ORDENAÇÃO DE MULHERES? PARA QUAL IGREJA E COM QUAL TEOLOGIA?

Por Ivone Gebara



Minha reflexão embora se abra a um contexto internacional da Igreja Católica Romana se situa mais particularmente no contexto latino-americano até certo ponto menos envolvido na temática da ordenação de mulheres. Nunca fomos assíduas lutadoras nessa reivindicação. Entretanto, nessas últimas semanas em meio ao conturbado contexto político nacional, uma quantidade significativa de textos sobre o assunto tem sido divulgada pelas redes sociais, sobretudo católicas.
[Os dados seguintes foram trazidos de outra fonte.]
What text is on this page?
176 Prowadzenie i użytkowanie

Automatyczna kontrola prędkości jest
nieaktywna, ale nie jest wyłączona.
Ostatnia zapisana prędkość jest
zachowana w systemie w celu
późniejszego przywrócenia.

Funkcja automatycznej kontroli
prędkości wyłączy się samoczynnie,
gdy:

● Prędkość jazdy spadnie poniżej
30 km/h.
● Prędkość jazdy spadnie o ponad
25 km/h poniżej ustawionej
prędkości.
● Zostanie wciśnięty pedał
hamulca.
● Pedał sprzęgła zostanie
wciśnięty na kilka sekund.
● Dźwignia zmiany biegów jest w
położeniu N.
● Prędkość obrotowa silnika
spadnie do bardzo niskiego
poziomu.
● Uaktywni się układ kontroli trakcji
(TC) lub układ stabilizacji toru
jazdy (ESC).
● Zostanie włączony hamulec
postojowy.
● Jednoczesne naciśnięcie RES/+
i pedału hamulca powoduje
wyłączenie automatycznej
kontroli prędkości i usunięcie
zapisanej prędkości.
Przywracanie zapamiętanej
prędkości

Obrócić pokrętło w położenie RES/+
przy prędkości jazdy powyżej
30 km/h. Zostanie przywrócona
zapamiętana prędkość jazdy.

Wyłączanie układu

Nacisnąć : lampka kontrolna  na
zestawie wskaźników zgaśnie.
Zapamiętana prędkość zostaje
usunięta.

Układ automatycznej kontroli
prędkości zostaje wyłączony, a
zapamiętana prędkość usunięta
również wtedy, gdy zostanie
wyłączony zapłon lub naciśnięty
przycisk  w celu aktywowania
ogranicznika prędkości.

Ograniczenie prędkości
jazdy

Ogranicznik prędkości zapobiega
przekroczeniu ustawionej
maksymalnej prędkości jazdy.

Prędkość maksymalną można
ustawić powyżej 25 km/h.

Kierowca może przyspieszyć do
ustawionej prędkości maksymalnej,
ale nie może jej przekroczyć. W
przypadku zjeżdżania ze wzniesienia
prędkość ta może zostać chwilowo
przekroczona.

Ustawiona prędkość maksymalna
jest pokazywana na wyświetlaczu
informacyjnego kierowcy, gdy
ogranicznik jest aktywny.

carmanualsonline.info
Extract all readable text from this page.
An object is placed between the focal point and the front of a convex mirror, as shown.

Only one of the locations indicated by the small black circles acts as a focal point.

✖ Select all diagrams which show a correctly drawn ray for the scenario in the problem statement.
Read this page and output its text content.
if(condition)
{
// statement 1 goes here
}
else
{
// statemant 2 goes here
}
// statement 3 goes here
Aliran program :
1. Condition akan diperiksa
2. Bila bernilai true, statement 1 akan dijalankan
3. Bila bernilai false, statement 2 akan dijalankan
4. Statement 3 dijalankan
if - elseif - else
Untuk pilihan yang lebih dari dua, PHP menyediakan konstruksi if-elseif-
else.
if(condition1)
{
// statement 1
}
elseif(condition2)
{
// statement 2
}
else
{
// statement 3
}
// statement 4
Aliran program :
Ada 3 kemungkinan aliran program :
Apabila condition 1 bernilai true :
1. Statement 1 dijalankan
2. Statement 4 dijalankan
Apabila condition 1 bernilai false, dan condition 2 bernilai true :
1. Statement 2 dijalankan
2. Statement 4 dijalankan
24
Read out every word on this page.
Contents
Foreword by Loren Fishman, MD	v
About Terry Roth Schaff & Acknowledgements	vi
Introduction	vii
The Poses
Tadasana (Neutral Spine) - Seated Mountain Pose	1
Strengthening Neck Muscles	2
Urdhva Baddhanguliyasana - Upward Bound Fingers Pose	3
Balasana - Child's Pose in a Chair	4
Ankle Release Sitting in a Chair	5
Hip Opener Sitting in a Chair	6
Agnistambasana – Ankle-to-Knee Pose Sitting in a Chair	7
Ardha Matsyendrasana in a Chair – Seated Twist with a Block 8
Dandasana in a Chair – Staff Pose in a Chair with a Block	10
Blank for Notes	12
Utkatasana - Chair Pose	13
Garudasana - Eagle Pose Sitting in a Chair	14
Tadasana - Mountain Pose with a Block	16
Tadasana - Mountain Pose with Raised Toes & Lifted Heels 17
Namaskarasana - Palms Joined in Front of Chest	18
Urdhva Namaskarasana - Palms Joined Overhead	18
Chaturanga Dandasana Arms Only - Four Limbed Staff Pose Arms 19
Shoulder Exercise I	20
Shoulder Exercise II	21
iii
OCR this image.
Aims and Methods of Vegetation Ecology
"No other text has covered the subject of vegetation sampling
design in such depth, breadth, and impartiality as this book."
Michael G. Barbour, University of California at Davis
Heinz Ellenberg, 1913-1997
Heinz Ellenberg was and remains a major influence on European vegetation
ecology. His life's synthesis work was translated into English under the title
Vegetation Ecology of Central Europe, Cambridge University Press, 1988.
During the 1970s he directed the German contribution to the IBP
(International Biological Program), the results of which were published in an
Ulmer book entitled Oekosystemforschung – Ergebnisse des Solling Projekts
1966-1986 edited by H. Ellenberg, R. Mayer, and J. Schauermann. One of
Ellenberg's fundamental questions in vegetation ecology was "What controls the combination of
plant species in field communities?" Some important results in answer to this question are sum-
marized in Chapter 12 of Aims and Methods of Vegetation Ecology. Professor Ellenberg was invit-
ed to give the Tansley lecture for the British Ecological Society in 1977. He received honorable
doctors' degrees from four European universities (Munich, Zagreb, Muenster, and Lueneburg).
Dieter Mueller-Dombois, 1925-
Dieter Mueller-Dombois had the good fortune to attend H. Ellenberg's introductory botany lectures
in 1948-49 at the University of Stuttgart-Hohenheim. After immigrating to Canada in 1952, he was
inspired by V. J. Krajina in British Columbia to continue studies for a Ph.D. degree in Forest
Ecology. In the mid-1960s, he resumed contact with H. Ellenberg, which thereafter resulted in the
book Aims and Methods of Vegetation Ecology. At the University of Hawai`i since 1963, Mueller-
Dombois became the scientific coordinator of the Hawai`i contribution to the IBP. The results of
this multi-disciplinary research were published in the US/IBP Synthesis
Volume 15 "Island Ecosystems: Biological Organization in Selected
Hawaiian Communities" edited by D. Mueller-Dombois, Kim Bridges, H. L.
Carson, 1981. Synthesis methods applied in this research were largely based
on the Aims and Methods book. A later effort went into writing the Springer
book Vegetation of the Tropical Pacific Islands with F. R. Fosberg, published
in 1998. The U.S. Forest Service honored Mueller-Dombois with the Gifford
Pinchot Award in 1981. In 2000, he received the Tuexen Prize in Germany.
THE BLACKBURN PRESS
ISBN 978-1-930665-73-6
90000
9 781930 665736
Da mesma forma, em diferentes sites nacionais a reflexão sobre a ordenação de mulheres e a possível constituição de uma comissão de estudo no Vaticano para o diaconato feminino tem ocupado espaço significativo. Até uma paróquia da zona leste da cidade de São Paulo organiza para breve um debate sobre o tema. Muitos textos divulgados contam histórias de mulheres que segundo a oficialidade da Igreja Católica foram ilegitimamente ordenadas e, por isso, excomungadas. Calcula-se que mais de duzentas mulheres estejam hoje nessa situação e entre elas há também algumas poucas bispas, ordenadas sigilosamente por bispos refratários às ordens vaticanas. A questão da ordenação das mulheres sai de novo das catacumbas e começa a ver a luz do dia, apesar de envolta em mil e uma dificuldades provenientes de posições de grupos os mais diversos e divergentes.

Uma questão crítica

Reconheço que a efetivação da ordenação de mulheres seria um passo que, segundo algumas pessoas, poderia sanar em parte uma situação de desigualdade pública na sociedade e especialmente na Igreja Católica Romana. Entretanto, é preciso deixar claro que para muitas adeptas e adeptos da ordenação de mulheres trata-se apenas da afirmação de um “direito” de ambos os sexos de representarem Jesus Cristo diante da comunidade e não necessariamente de uma reivindicação feminista. Em outros termos, trata-se de pensar apenas na integração das mulheres ao sacerdócio oficial guardando-se a mesma forma de pensar e viver a Igreja. Critica-se a autoridade católica por não abrir espaços às mulheres quando o que elas pedem é estar a serviço da Igreja em diferentes tipos de trabalho e especialmente no ministério ordenado.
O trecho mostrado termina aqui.